Тут и раненые поджидали, робко тянули в сторону, чтобы выспросить о родне, искали земляков. Совали печенье, хлеб, сахар, ребята с оглядкой брали.
К вечеру белые корпуса госпиталя будто поголубели. В густых еловых зарослях накапливались сумерки. Сильней запахло молодой зеленью.
Солдат разыскал Ваську, взял за плечо:
— Мне, понимаешь, нужно кой-куда сходить… Ненадолго.
— Я пойду с тобой, — сказал сразу мальчик,
— Но у меня дела, Василий.
— Все равно, — упрямо повторил он. — Я провожу. Ладно?
Боня подошел к ним, поглядывая на солдата, спросил:
— Сморчок! На ужин идешь?
— Нет, — сказал Васька. — У нас тут дела.
— Тебе оставить?
— Спасибо, Бонифаций, — поблагодарил Васька. — Ты пайку забери себе, а баланду отдай Грачу, его за стекло наказали…
Боня раздумывал. Сразу видно, что он добрый малый, не обрадовался лишней пайке.
— Ладно. Ты, Сморчок, не зарывайся, — предупредил. — Исключат, смотри!
— Я не боюсь, — отвечал Васька и посмотрел на солдата.
С солдатом он действительно не боялся.
— Кстати, — сказал Боня, — тебя Сыч спрашивал!
— Я знаю, — отвечал Васька. И опять почувствовал, как защемило у него внутри.
— А это кто? — спросил Боня про солдата.
— Дядя Андрей, — неопределенно сказал Васька. — С фронта ко мне приехал.
— Родственник?
Слово «родственник» было в детдоме как пароль в какую-то другую жизнь. Не сразу, но хоть когда- нибудь.
— А ты как думал? — соврал Васька. Тут уж не соврать он никак не мог.
Боня вздохнул, посмотрел на солдата.
— Повезло тебе. А у меня никого нет.
— И у меня тоже не было! — простодушно воскликнул Васька. — А он, значит, взял и приехал!
— Я сразу заметил, что вы похожи, — сказал Боня.
— Правда?
— Прямо копия.
— Вообще-то родственники всегда похожи, — философски заметил Васька. И тоже посмотрел издалека на солдата. А вдруг и в самом деле они похожи. Вот ведь фантастика!
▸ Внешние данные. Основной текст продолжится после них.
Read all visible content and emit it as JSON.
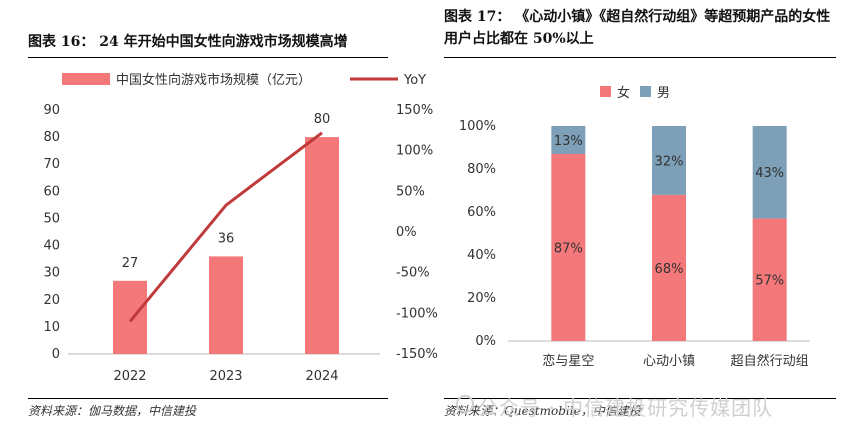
{
  "left_chart": {
    "title": "图表 16： 24 年开始中国女性向游戏市场规模高增",
    "source": "资料来源：伽马数据，中信建投"
  },
  "right_chart": {
    "title": "图表 17： 《心动小镇》《超自然行动组》等超预期产品的女性用户占比都在 50%以上",
    "source": "资料来源：Questmobile，中信建投"
  },
  "watermark": "公众号 · 中信建投研究传媒团队",
  "colors": {
    "female": "#f4777a",
    "male": "#7d9fb8",
    "bar": "#f4777a",
    "yoy": "#c0393b"
  },
  "chart_data": [
    {
      "type": "bar",
      "categories": [
        "2022",
        "2023",
        "2024"
      ],
      "series": [
        {
          "name": "中国女性向游戏市场规模（亿元）",
          "values": [
            27,
            36,
            80
          ],
          "axis": "left"
        },
        {
          "name": "YoY",
          "type": "line",
          "values": [
            -110,
            33,
            122
          ],
          "axis": "right"
        }
      ],
      "data_labels": [
        "27",
        "36",
        "80"
      ],
      "ylim": [
        0,
        90
      ],
      "y_ticks": [
        "0",
        "10",
        "20",
        "30",
        "40",
        "50",
        "60",
        "70",
        "80",
        "90"
      ],
      "y2lim": [
        -150,
        150
      ],
      "y2_ticks": [
        "-150%",
        "-100%",
        "-50%",
        "0%",
        "50%",
        "100%",
        "150%"
      ],
      "legend": "top"
    },
    {
      "type": "bar",
      "stacked": true,
      "categories": [
        "恋与星空",
        "心动小镇",
        "超自然行动组"
      ],
      "series": [
        {
          "name": "女",
          "values": [
            87,
            68,
            57
          ],
          "labels": [
            "87%",
            "68%",
            "57%"
          ]
        },
        {
          "name": "男",
          "values": [
            13,
            32,
            43
          ],
          "labels": [
            "13%",
            "32%",
            "43%"
          ]
        }
      ],
      "ylim": [
        0,
        100
      ],
      "y_ticks": [
        "0%",
        "20%",
        "40%",
        "60%",
        "80%",
        "100%"
      ],
      "legend": "top-left"
    }
  ]
}
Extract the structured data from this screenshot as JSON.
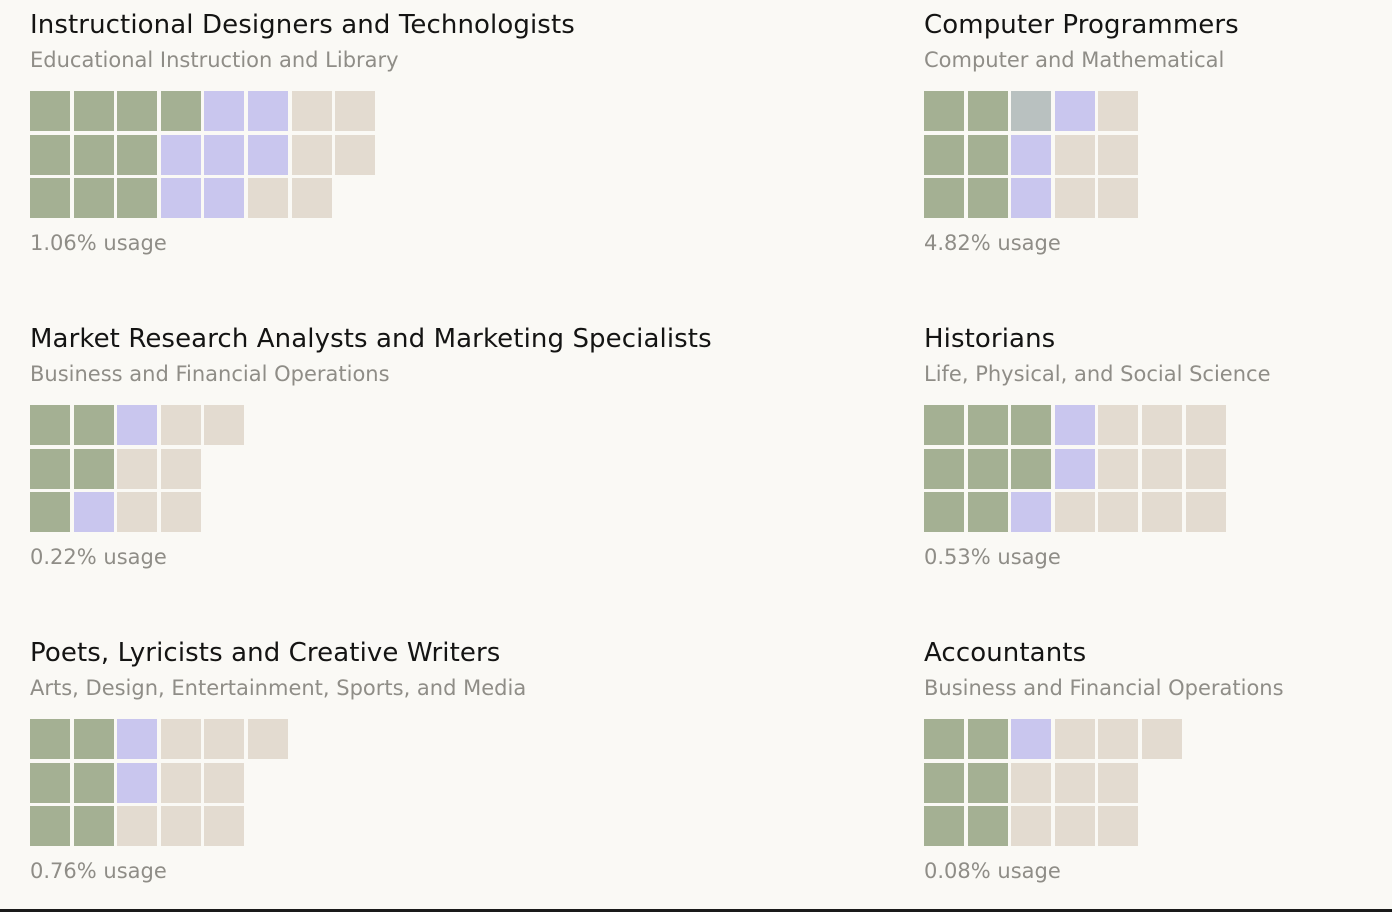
{
  "legend_colors": {
    "green": "#a4b093",
    "purple": "#c9c6ee",
    "beige": "#e3dbd0",
    "gray": "#b9c1c0"
  },
  "chart_data": {
    "type": "waffle",
    "cards": [
      {
        "title": "Instructional Designers and Technologists",
        "category": "Educational Instruction and Library",
        "usage": "1.06% usage",
        "rows": [
          [
            "green",
            "green",
            "green",
            "green",
            "purple",
            "purple",
            "beige",
            "beige"
          ],
          [
            "green",
            "green",
            "green",
            "purple",
            "purple",
            "purple",
            "beige",
            "beige"
          ],
          [
            "green",
            "green",
            "green",
            "purple",
            "purple",
            "beige",
            "beige"
          ]
        ]
      },
      {
        "title": "Computer Programmers",
        "category": "Computer and Mathematical",
        "usage": "4.82% usage",
        "rows": [
          [
            "green",
            "green",
            "gray",
            "purple",
            "beige"
          ],
          [
            "green",
            "green",
            "purple",
            "beige",
            "beige"
          ],
          [
            "green",
            "green",
            "purple",
            "beige",
            "beige"
          ]
        ]
      },
      {
        "title": "Market Research Analysts and Marketing Specialists",
        "category": "Business and Financial Operations",
        "usage": "0.22% usage",
        "rows": [
          [
            "green",
            "green",
            "purple",
            "beige",
            "beige"
          ],
          [
            "green",
            "green",
            "beige",
            "beige"
          ],
          [
            "green",
            "purple",
            "beige",
            "beige"
          ]
        ]
      },
      {
        "title": "Historians",
        "category": "Life, Physical, and Social Science",
        "usage": "0.53% usage",
        "rows": [
          [
            "green",
            "green",
            "green",
            "purple",
            "beige",
            "beige",
            "beige"
          ],
          [
            "green",
            "green",
            "green",
            "purple",
            "beige",
            "beige",
            "beige"
          ],
          [
            "green",
            "green",
            "purple",
            "beige",
            "beige",
            "beige",
            "beige"
          ]
        ]
      },
      {
        "title": "Poets, Lyricists and Creative Writers",
        "category": "Arts, Design, Entertainment, Sports, and Media",
        "usage": "0.76% usage",
        "rows": [
          [
            "green",
            "green",
            "purple",
            "beige",
            "beige",
            "beige"
          ],
          [
            "green",
            "green",
            "purple",
            "beige",
            "beige"
          ],
          [
            "green",
            "green",
            "beige",
            "beige",
            "beige"
          ]
        ]
      },
      {
        "title": "Accountants",
        "category": "Business and Financial Operations",
        "usage": "0.08% usage",
        "rows": [
          [
            "green",
            "green",
            "purple",
            "beige",
            "beige",
            "beige"
          ],
          [
            "green",
            "green",
            "beige",
            "beige",
            "beige"
          ],
          [
            "green",
            "green",
            "beige",
            "beige",
            "beige"
          ]
        ]
      }
    ]
  }
}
Второй раз говорят!
Лохматая закричала ребятам, и строй двинулся к центральным воротам по широкой асфальтированной дороге, А Васька и солдат направились коротким путем к своему лазу.
Васька шел и орал песню:
Горит в зубах у нас большая папироса, Идем мы в школу единицу получать, Пылают дневники, залитые чернилом, И просим мы учителя поставить пять!
Ученики, директор дал приказ, Поймать завхоза и выбить правый глаз!
За наши двойки и колы, За все тетрадки, что сожгли, По канцелярии — чернилками — пали!
Настроение у Васьки было наилучшее. Концерт удался, а дядя Андрей взял его с собой. Но главное — детдомовцы увидели его с солдатом.
Пусть знают, Васька не какой-нибудь доходяга, заморыш или безродный, которого можно прижать к ногтю. Васька полноценный человек, потому что он не один. Оттого-то лишний раз Васька продемонстрировала перед всеми и перед Боней свой уход с солдатом, свое небрежение пайком. Так может поступать занятый и| уважающий себя человек.
Будет теперь разговоров в спальне!
А выгнать Ваську не могут, куда его выгонишь… Ему, как нищему, терять нечего, одна деревня сгорит, он в другую уйдет. Детдомов в Подмосковье напихано видимо-невидимо. Государство подрост оберегает, как лесник саженцы в погорелом лесу.
Беспризорный знак — лучший пропуск в роно, знавал Васька и это учреждение. Засуетятся, приветят, на место сопроводят. Да не только по служебной обязанности, а по естественному состраданию к детям.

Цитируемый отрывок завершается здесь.